Step Two: Multiply the amount determined in Step One by three-tenths (3/1).
Step Three: Add the product determined in Step Two to the credit carry-over, if any, to which the taxpayer is entitled for the taxable year under subsection (2) of this section.
(2) If the amount of the credit determined under subsection (1)(b) of this section exceeds the credit allowed under subsection (1)(a) of this section for that taxable year, then the taxpayer may carry the excess over to the immediately succeeding taxable years; however, the credit carry-over may not be used for any taxable year that begins on or after ten (10) years from the date of the qualified investment. The amount of the credit carry-over from a taxable year must be reduced to the extent that the carry-over is used by the taxpayer to obtain a credit under the Venture Capital Act of 1994 for any subsequent taxable year.

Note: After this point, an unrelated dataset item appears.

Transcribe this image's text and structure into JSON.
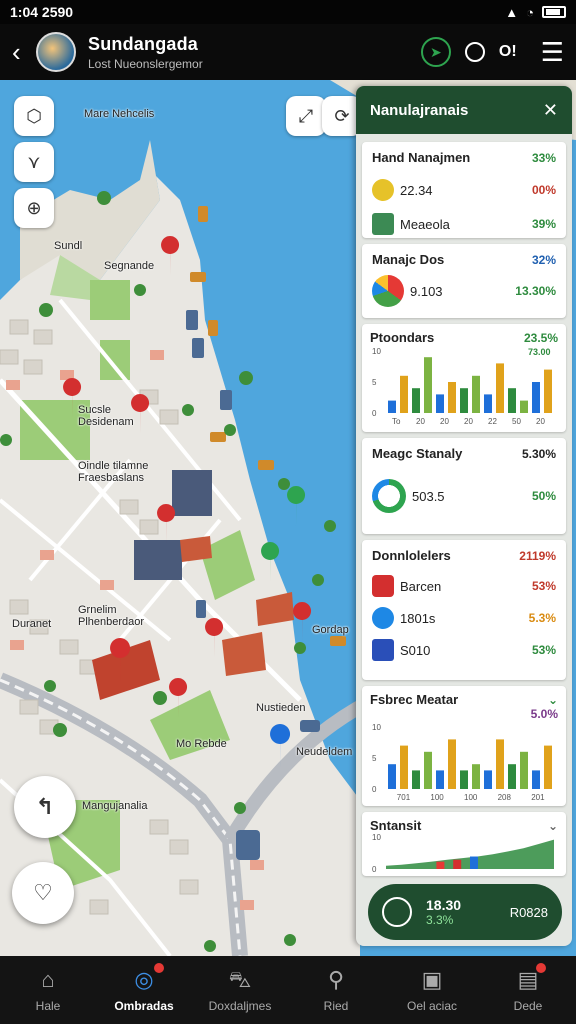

(3) If a qualified investment which is the basis for a credit under the Venture Capital Act of 1994 is either redeemed by the Magnolia Venture Capital Fund Limited Partnership or Magnolia Venture Capital Corporation or transferred by the holder thereof (other than a redemption or transfer caused by the death of such holder) within five (5) years after the date it is purchased, such credit for the qualified investment shall be disallowed; and any credit previously claimed on the taxpayer’s return and allowed as a credit against state tax liability with respect to the qualified investment so redeemed or transferred shall be recaptured in full as additional tax liability on the appropriate state tax return of the taxpayer covering the period in which the redemption or transfer occurs. Neither a distribution by the fund nor dividends or other distributions by Magnolia Venture Capital Corporation are considered to be redemption of a qualified investment unless the proportionate interest of the taxpayer receiving the distribution or dividend in either the assets or income and loss of Magnolia Venture Capital Fund Limited Partnership decreases as the result of the distribution or dividend.
(4) For purposes of this section the terms “state tax liability,” “taxpayer” and “qualified investment” shall have the meaning ascribed to them in Section 57-77-3.